Visceral pain is the most common type of pain, and it originates in the organs of the chest, abdomen, or pelvis. We have all experienced pain that comes from our internal organs, from the mild discomfort of indigestion to the agony of renal colic. This type of pain is experienced by both men and women and is one of the most common reasons to see a doctor. Visceral pain is described as a deep sensation, similar to pressure, that is not localized to a certain point in the body.
It can be caused by a variety of factors, such as low calcium consumption due to osteoporosis or an increase in smoking leading to stomach cancer. The internal organs don't have as many nerves to detect pain, so visceral pain tends to be vague or to have a feeling of compression or pain. When organic pathology is ruled out and patients are discharged from the acute specialty with no obvious reason for the pain found, they may still experience persistent pain. In this case, it is important to seek out a treatment plan that reduces pain by treating the underlying cause and directly reducing the sensation of pain.
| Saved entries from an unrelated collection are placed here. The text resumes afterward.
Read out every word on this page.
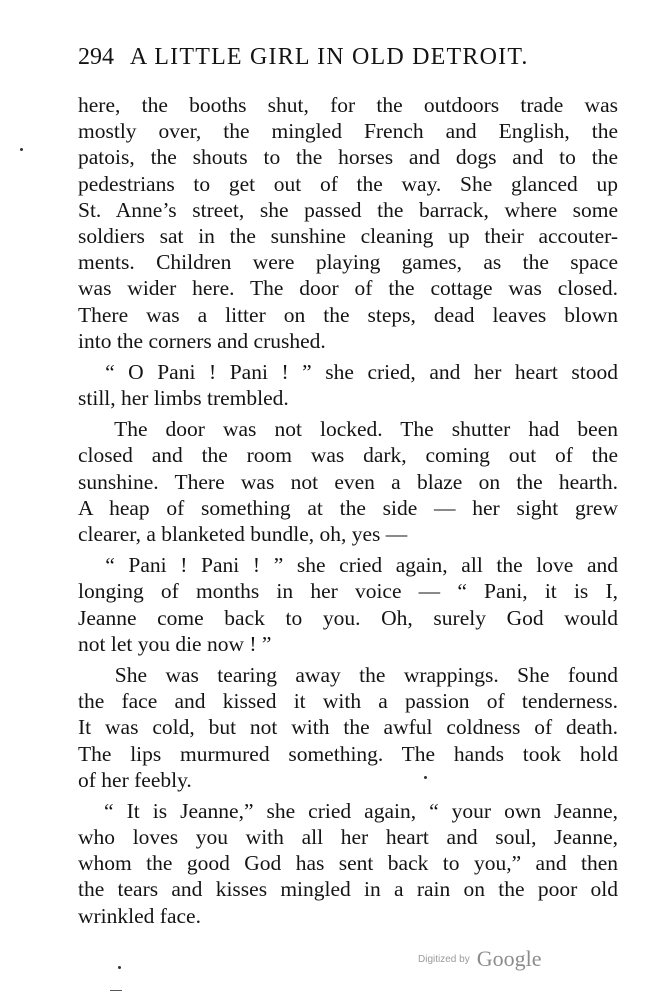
294 A LITTLE GIRL IN OLD DETROIT.
here, the booths shut, for the outdoors trade was
mostly over, the mingled French and English, the
patois, the shouts to the horses and dogs and to the
pedestrians to get out of the way. She glanced up
St. Anne’s street, she passed the barrack, where some
soldiers sat in the sunshine cleaning up their accouter-
ments. Children were playing games, as the space
was wider here. The door of the cottage was closed.
There was a litter on the steps, dead leaves blown
into the corners and crushed.
“ O Pani ! Pani ! ” she cried, and her heart stood
still, her limbs trembled.
The door was not locked. The shutter had been
closed and the room was dark, coming out of the
sunshine. There was not even a blaze on the hearth.
A heap of something at the side — her sight grew
clearer, a blanketed bundle, oh, yes —
“ Pani ! Pani ! ” she cried again, all the love and
longing of months in her voice — “ Pani, it is I,
Jeanne come back to you. Oh, surely God would
not let you die now ! ”
She was tearing away the wrappings. She found
the face and kissed it with a passion of tenderness.
It was cold, but not with the awful coldness of death.
The lips murmured something. The hands took hold
of her feebly.
“ It is Jeanne,” she cried again, “ your own Jeanne,
who loves you with all her heart and soul, Jeanne,
whom the good God has sent back to you,” and then
the tears and kisses mingled in a rain on the poor old
wrinkled face.
Digitized by Google
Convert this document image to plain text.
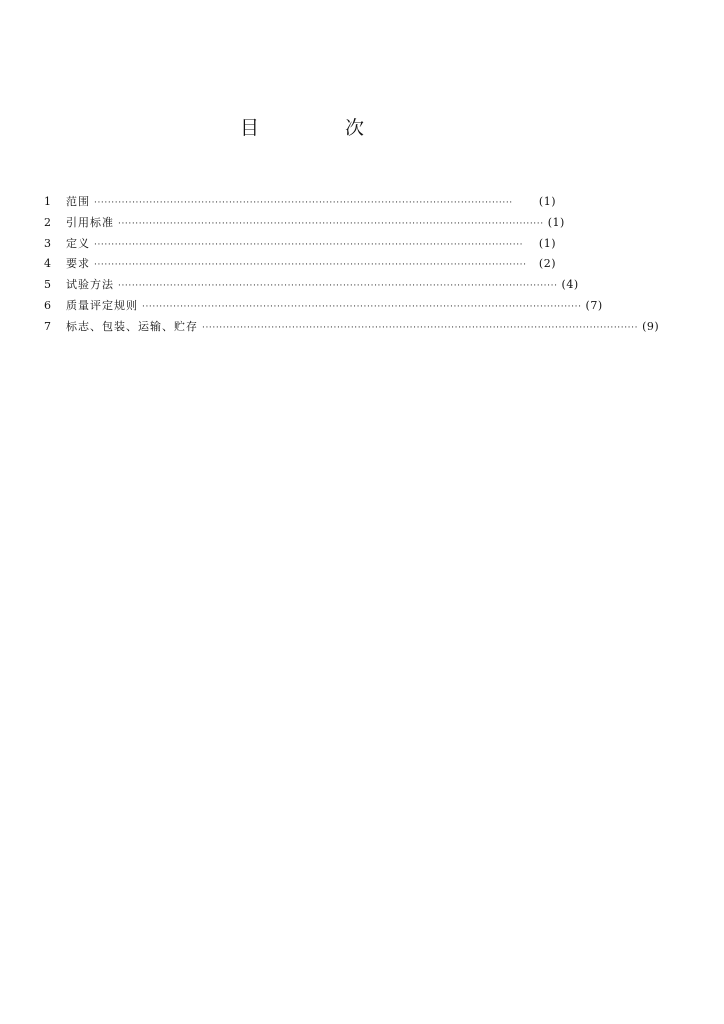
目	次
1	范围 ·························································································································	(1)
2	引用标准 ··························································································································· (1)
3	定义 ····························································································································	(1)
4	要求 ·····························································································································	(2)
5	试验方法 ······························································································································· (4)
6	质量评定规则 ······························································································································· (7)
7	标志、包装、运输、贮存 ······························································································································ (9)
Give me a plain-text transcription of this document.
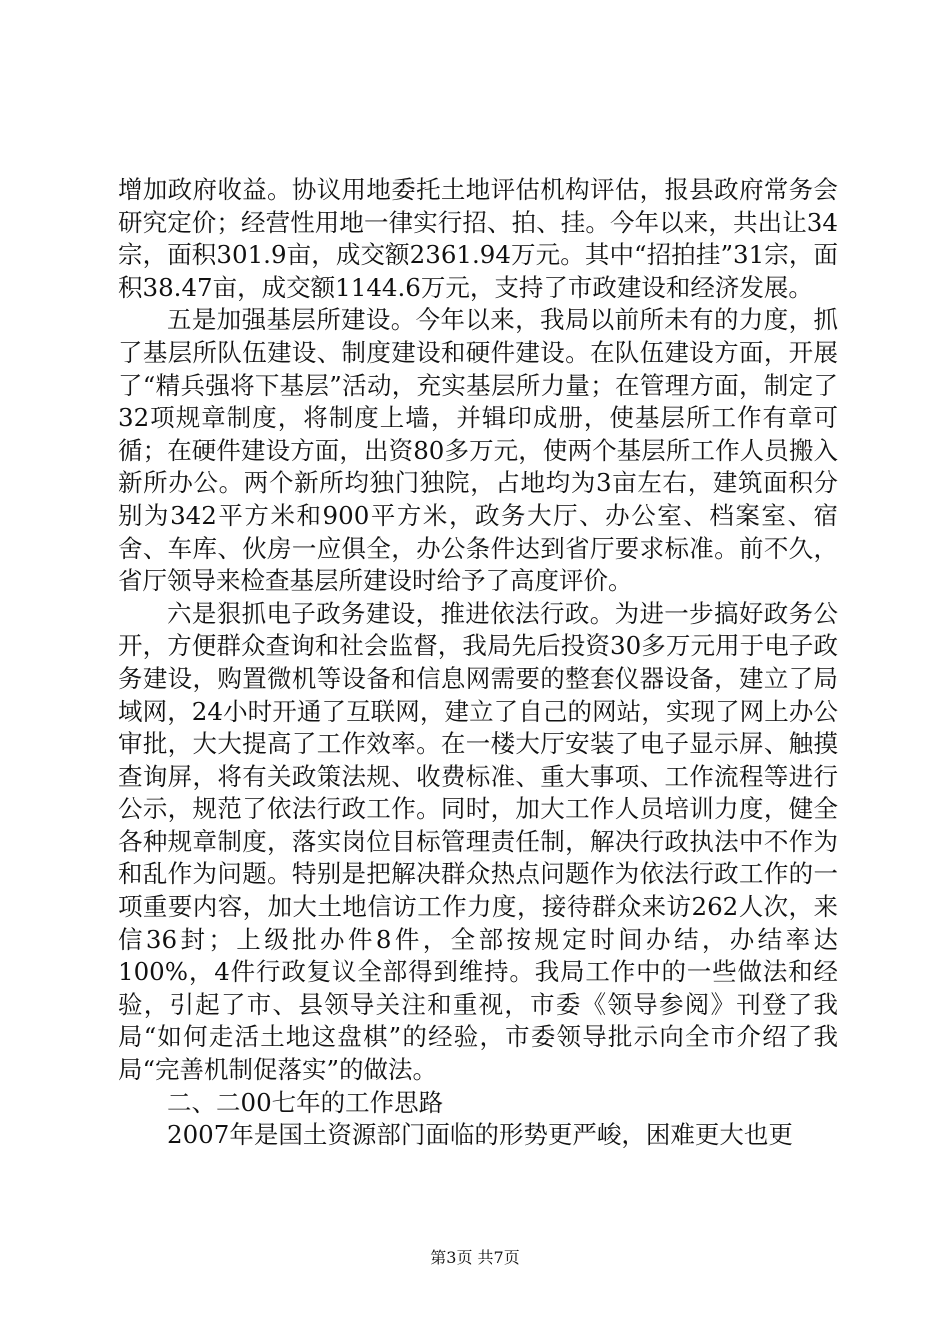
增加政府收益。协议用地委托土地评估机构评估，报县政府常务会研究定价；经营性用地一律实行招、拍、挂。今年以来，共出让34宗，面积301.9亩，成交额2361.94万元。其中“招拍挂”31宗，面积38.47亩，成交额1144.6万元，支持了市政建设和经济发展。

五是加强基层所建设。今年以来，我局以前所未有的力度，抓了基层所队伍建设、制度建设和硬件建设。在队伍建设方面，开展了“精兵强将下基层”活动，充实基层所力量；在管理方面，制定了32项规章制度，将制度上墙，并辑印成册，使基层所工作有章可循；在硬件建设方面，出资80多万元，使两个基层所工作人员搬入新所办公。两个新所均独门独院，占地均为3亩左右，建筑面积分别为342平方米和900平方米，政务大厅、办公室、档案室、宿舍、车库、伙房一应俱全，办公条件达到省厅要求标准。前不久，省厅领导来检查基层所建设时给予了高度评价。

六是狠抓电子政务建设，推进依法行政。为进一步搞好政务公开，方便群众查询和社会监督，我局先后投资30多万元用于电子政务建设，购置微机等设备和信息网需要的整套仪器设备，建立了局域网，24小时开通了互联网，建立了自己的网站，实现了网上办公审批，大大提高了工作效率。在一楼大厅安装了电子显示屏、触摸查询屏，将有关政策法规、收费标准、重大事项、工作流程等进行公示，规范了依法行政工作。同时，加大工作人员培训力度，健全各种规章制度，落实岗位目标管理责任制，解决行政执法中不作为和乱作为问题。特别是把解决群众热点问题作为依法行政工作的一项重要内容，加大土地信访工作力度，接待群众来访262人次，来信36封；上级批办件8件，全部按规定时间办结，办结率达100%，4件行政复议全部得到维持。我局工作中的一些做法和经验，引起了市、县领导关注和重视，市委《领导参阅》刊登了我局“如何走活土地这盘棋”的经验，市委领导批示向全市介绍了我局“完善机制促落实”的做法。

二、二00七年的工作思路

2007年是国土资源部门面临的形势更严峻，困难更大也更

第3页 共7页
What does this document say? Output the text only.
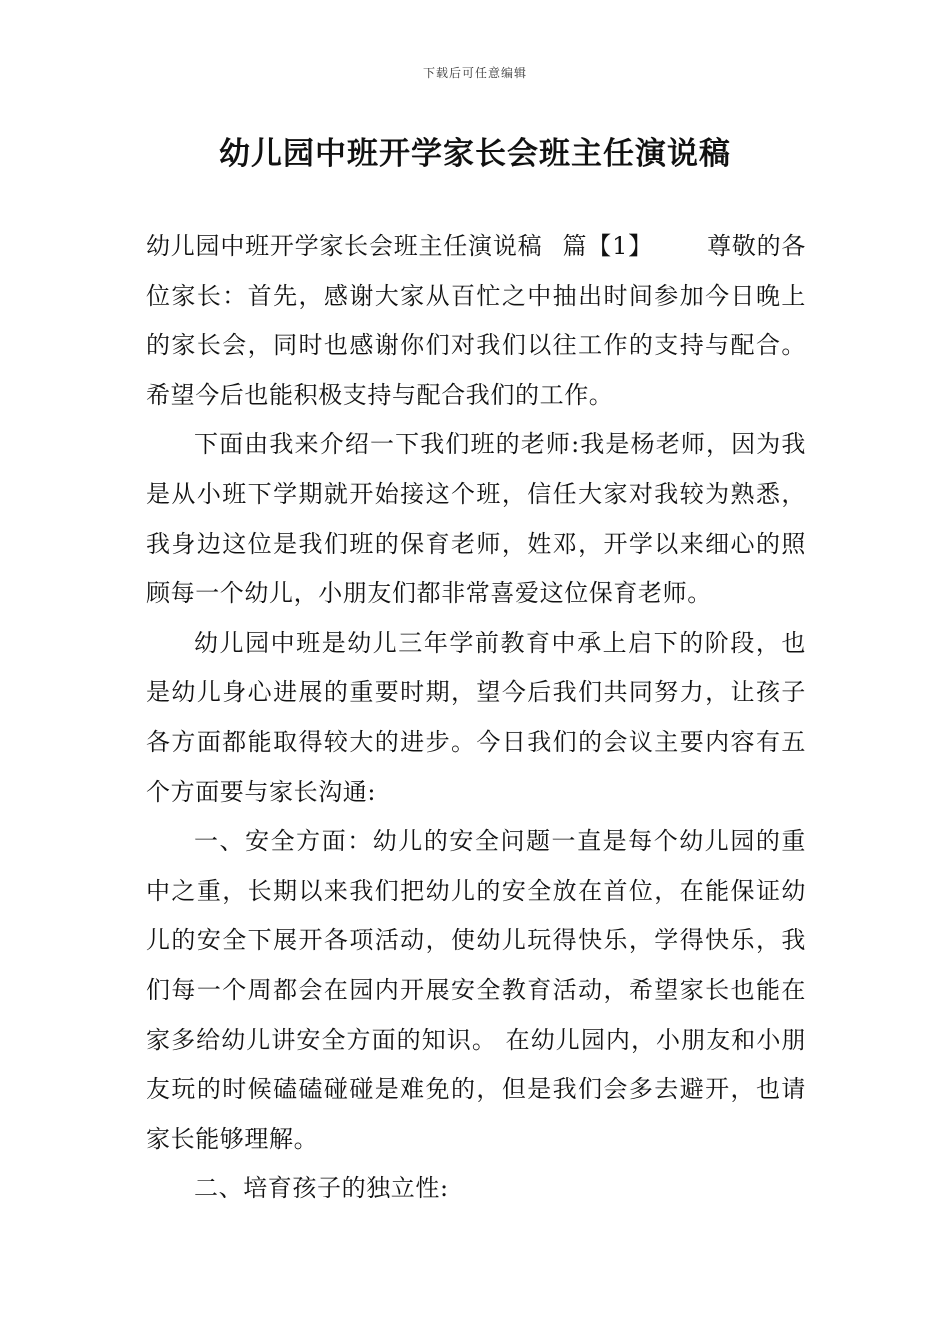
下载后可任意编辑
幼儿园中班开学家长会班主任演说稿

幼儿园中班开学家长会班主任演说稿 篇【1】 尊敬的各位家长：首先，感谢大家从百忙之中抽出时间参加今日晚上的家长会，同时也感谢你们对我们以往工作的支持与配合。希望今后也能积极支持与配合我们的工作。

下面由我来介绍一下我们班的老师:我是杨老师，因为我是从小班下学期就开始接这个班，信任大家对我较为熟悉，我身边这位是我们班的保育老师，姓邓，开学以来细心的照顾每一个幼儿，小朋友们都非常喜爱这位保育老师。

幼儿园中班是幼儿三年学前教育中承上启下的阶段，也是幼儿身心进展的重要时期，望今后我们共同努力，让孩子各方面都能取得较大的进步。今日我们的会议主要内容有五个方面要与家长沟通:

一、安全方面：幼儿的安全问题一直是每个幼儿园的重中之重，长期以来我们把幼儿的安全放在首位，在能保证幼儿的安全下展开各项活动，使幼儿玩得快乐，学得快乐，我们每一个周都会在园内开展安全教育活动，希望家长也能在家多给幼儿讲安全方面的知识。 在幼儿园内，小朋友和小朋友玩的时候磕磕碰碰是难免的，但是我们会多去避开，也请家长能够理解。

二、培育孩子的独立性:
Somatic nociceptive pain originates in pain receptors located on the surface of the body or in musculoskeletal tissues. This type of pain is usually sudden and sharp, such as when you hit your knee or cut your lip. It can be acute, chronic, or intercurrent in nature. When seeking treatment for visceral pain, it is important to accurately report what the pain feels like so that your healthcare provider can diagnose your problem and prescribe the best treatment regimen.
Otherwise, patients may be stigmatized for having psychological pain and their complaints may not be taken seriously. It is estimated that 30% of patients who undergo coronary angiography for chest pain undergo normal coronary angiography and that the prevalence of non-cardiac chest pain (NCCP) in 14 different populations is estimated at 13%. Approximately one third of women with pelvic pain will have no obvious gynecological pathology and one third will have persistent pain despite hysterectomy. Pain management services can help build confidence by developing a unique experience with these complex issues.
Most somatic pain responds well to over-the-counter medications, such as NSAIDs (nonsteroidal anti-inflammatory drugs) or other pain relievers.